At the end of “The Trial,” the judge orders the wall to be torn down, and down it came, the big Styrofoam (?) bricks tumbling in every direction, some tumbling into the first few rows as millions of tiny flakes (snowflakes? fallout?) drifted down from the rafters. Fans in the front of the floor dutifully handed the wayward bricks to the stagehands. Waters joined his band amid the rubble to take their bows and thank everybody for paying at least $75 (in Section 304, anyway) to see his show. They walked off the stage, “Outside The Wall” played on a lone acoustic guitar as they went. And that was that.

For two and a half hours I was bombarded by music and images that at times bordered on paranoia, hope, fear, patriotism, love, hate, power, loss, greed, lust, life, death, and just about everything in between, sometimes with multiple human conditions and experiences represented in the same sounds and visual representations.

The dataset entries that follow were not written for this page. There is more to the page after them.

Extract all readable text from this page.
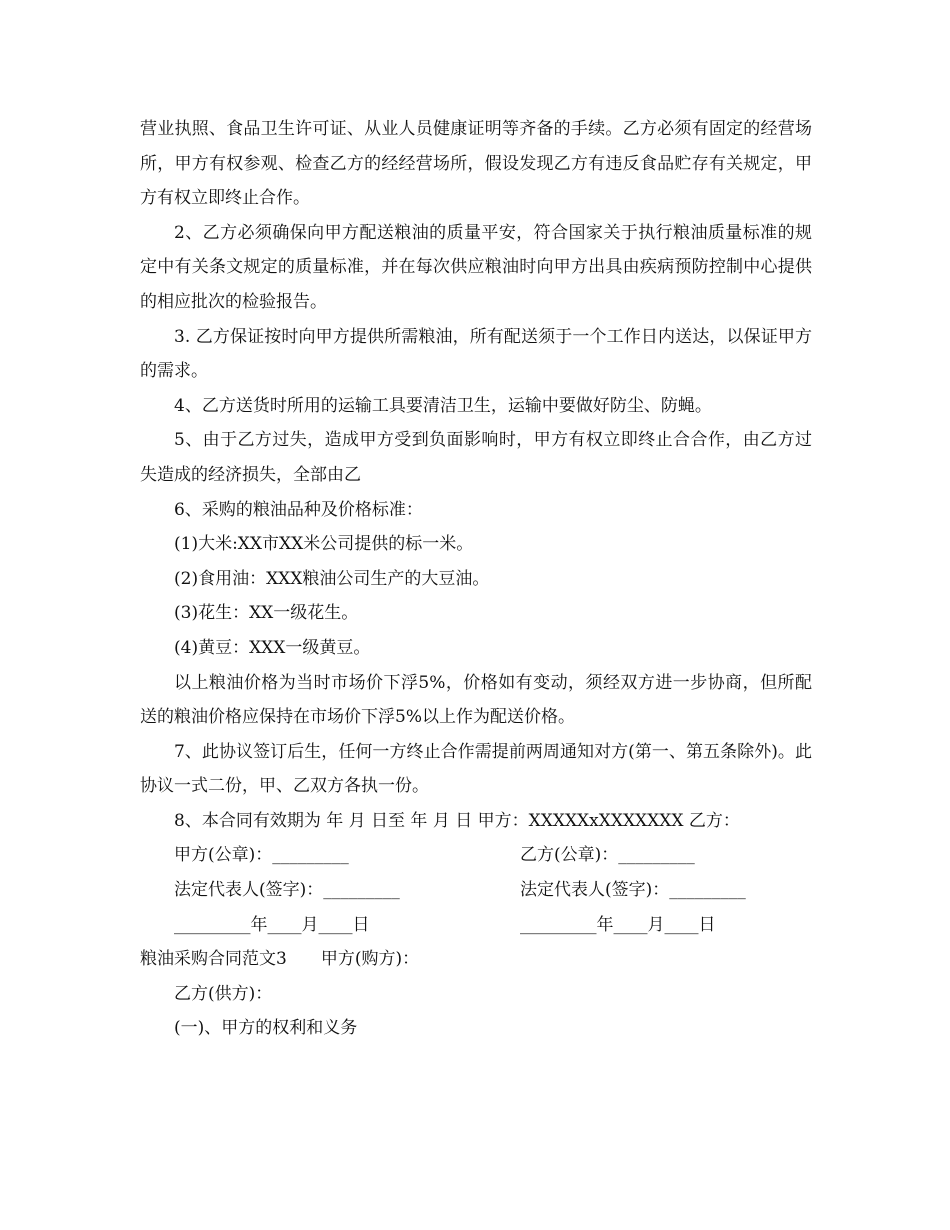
营业执照、食品卫生许可证、从业人员健康证明等齐备的手续。乙方必须有固定的经营场所，甲方有权参观、检查乙方的经经营场所，假设发现乙方有违反食品贮存有关规定，甲方有权立即终止合作。

2、乙方必须确保向甲方配送粮油的质量平安，符合国家关于执行粮油质量标准的规定中有关条文规定的质量标准，并在每次供应粮油时向甲方出具由疾病预防控制中心提供的相应批次的检验报告。

3. 乙方保证按时向甲方提供所需粮油，所有配送须于一个工作日内送达，以保证甲方的需求。

4、乙方送货时所用的运输工具要清洁卫生，运输中要做好防尘、防蝇。

5、由于乙方过失，造成甲方受到负面影响时，甲方有权立即终止合合作，由乙方过失造成的经济损失，全部由乙

6、采购的粮油品种及价格标准：

(1)大米:XX市XX米公司提供的标一米。

(2)食用油：XXX粮油公司生产的大豆油。

(3)花生：XX一级花生。

(4)黄豆：XXX一级黄豆。

以上粮油价格为当时市场价下浮5%，价格如有变动，须经双方进一步协商，但所配送的粮油价格应保持在市场价下浮5%以上作为配送价格。

7、此协议签订后生，任何一方终止合作需提前两周通知对方(第一、第五条除外)。此协议一式二份，甲、乙双方各执一份。

8、本合同有效期为 年 月 日至 年 月 日 甲方：XXXXXxXXXXXXX 乙方：

甲方(公章)：_________	乙方(公章)：_________
法定代表人(签字)：_________	法定代表人(签字)：_________
_________年____月____日	_________年____月____日

粮油采购合同范文3 甲方(购方)：

乙方(供方)：

(一)、甲方的权利和义务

Perhaps that’s what the show was: human.

Pink Floyd: iTunes, Amazon, Insound, wiki

10 thoughts on “Roger Waters performing The Wall”

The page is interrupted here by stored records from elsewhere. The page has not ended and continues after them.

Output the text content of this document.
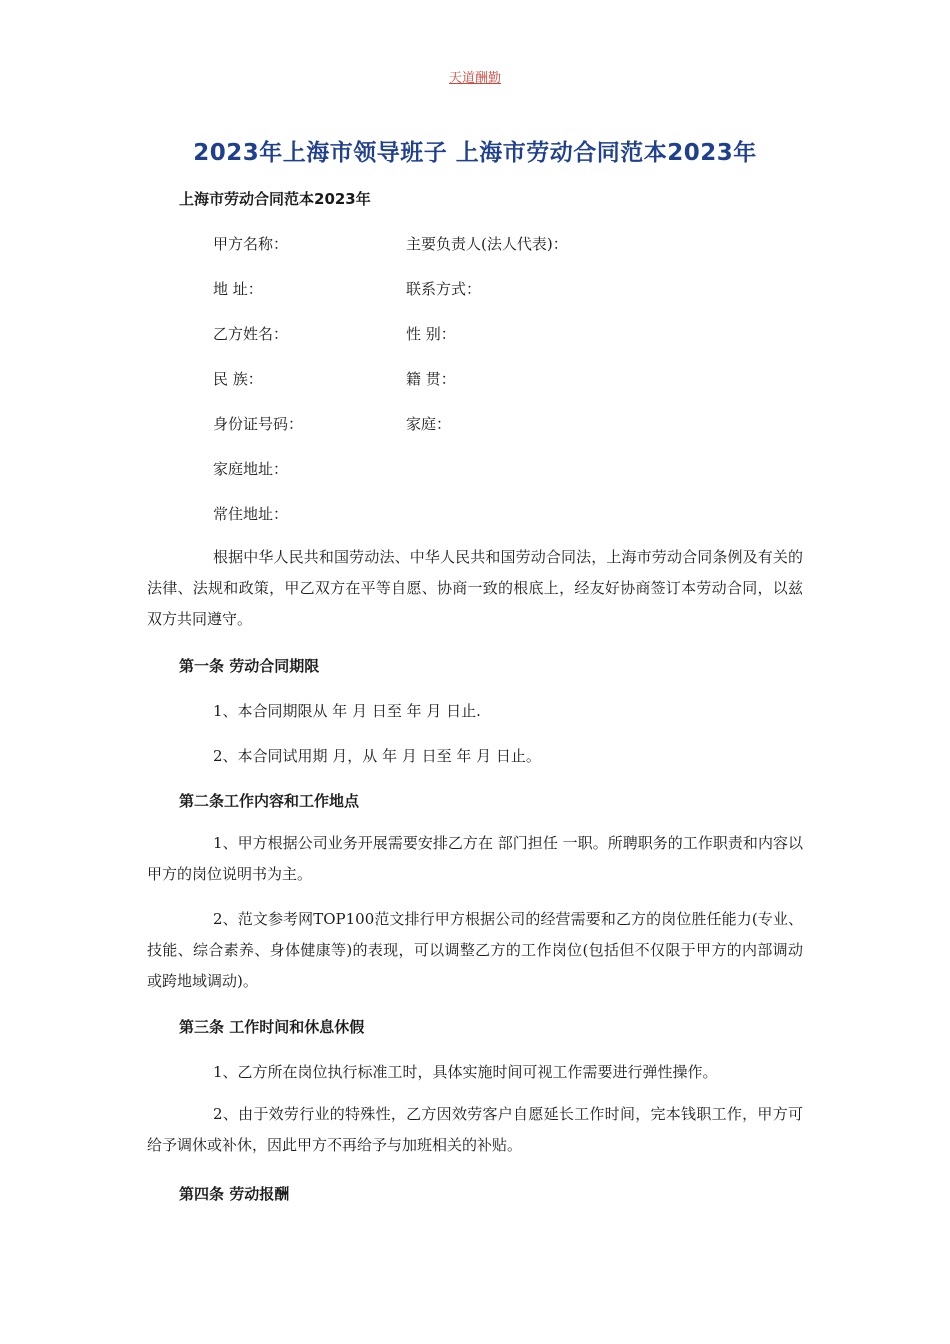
天道酬勤
2023年上海市领导班子 上海市劳动合同范本2023年
上海市劳动合同范本2023年
甲方名称：	主要负责人(法人代表)：
地 址：	联系方式：
乙方姓名：	性 别：
民 族：	籍 贯：
身份证号码：	家庭：
家庭地址：
常住地址：
根据中华人民共和国劳动法、中华人民共和国劳动合同法，上海市劳动合同条例及有关的法律、法规和政策，甲乙双方在平等自愿、协商一致的根底上，经友好协商签订本劳动合同，以兹双方共同遵守。
第一条 劳动合同期限
1、本合同期限从 年 月 日至 年 月 日止.
2、本合同试用期 月，从 年 月 日至 年 月 日止。
第二条工作内容和工作地点
1、甲方根据公司业务开展需要安排乙方在 部门担任 一职。所聘职务的工作职责和内容以甲方的岗位说明书为主。
2、范文参考网TOP100范文排行甲方根据公司的经营需要和乙方的岗位胜任能力(专业、技能、综合素养、身体健康等)的表现，可以调整乙方的工作岗位(包括但不仅限于甲方的内部调动或跨地域调动)。
第三条 工作时间和休息休假
1、乙方所在岗位执行标准工时，具体实施时间可视工作需要进行弹性操作。
2、由于效劳行业的特殊性，乙方因效劳客户自愿延长工作时间，完本钱职工作，甲方可给予调休或补休，因此甲方不再给予与加班相关的补贴。
第四条 劳动报酬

  1. So glad to hear a description of what in the hell this tour is all about. Sounds like I won’t be disappointed when I miss it. I’m assuming no Gilmour surprise then, since it wasn’t mentioned?

  2. Sab – The rumor, and it’s exactly that, a rumor, is that Gilmour is going to join the show on some specific date on this tour. I’m not holding my breath.

    Kiko – Thanks. The show really was simply The Wall performed live; I didn’t want to get into interpreting The Wall. When I saw the show, I hadn’t planned on writing a review, so I went with a description of the overall experience.

  3. Good play by play, I’m totally jealous. A friend of mine got free 5th row seats and said it was one of the most amazing shows she’s ever seen. So now I hate her.

    The only thing about this review that disturbed me is discovering you have a briefcase. I was not expecting this.

  4. Saw the Boston show last night.

    Emotional roller coaster as with all Waters shows and I’ve seen all his tours.Great music, great visuals, great time.

    Like all his shows this one shouldn’t be missed.

  5. The Gilmour thing is not a rumor, Roger announced it himself, Gilmour did agree to play one show. But since we havent heard anything I am beginning to doubt that he will actually do it.

    Also the “flakes” that fell at the end of the show were actually paper cutouts of the symbols being dropped out the plane in the video earlier in the show.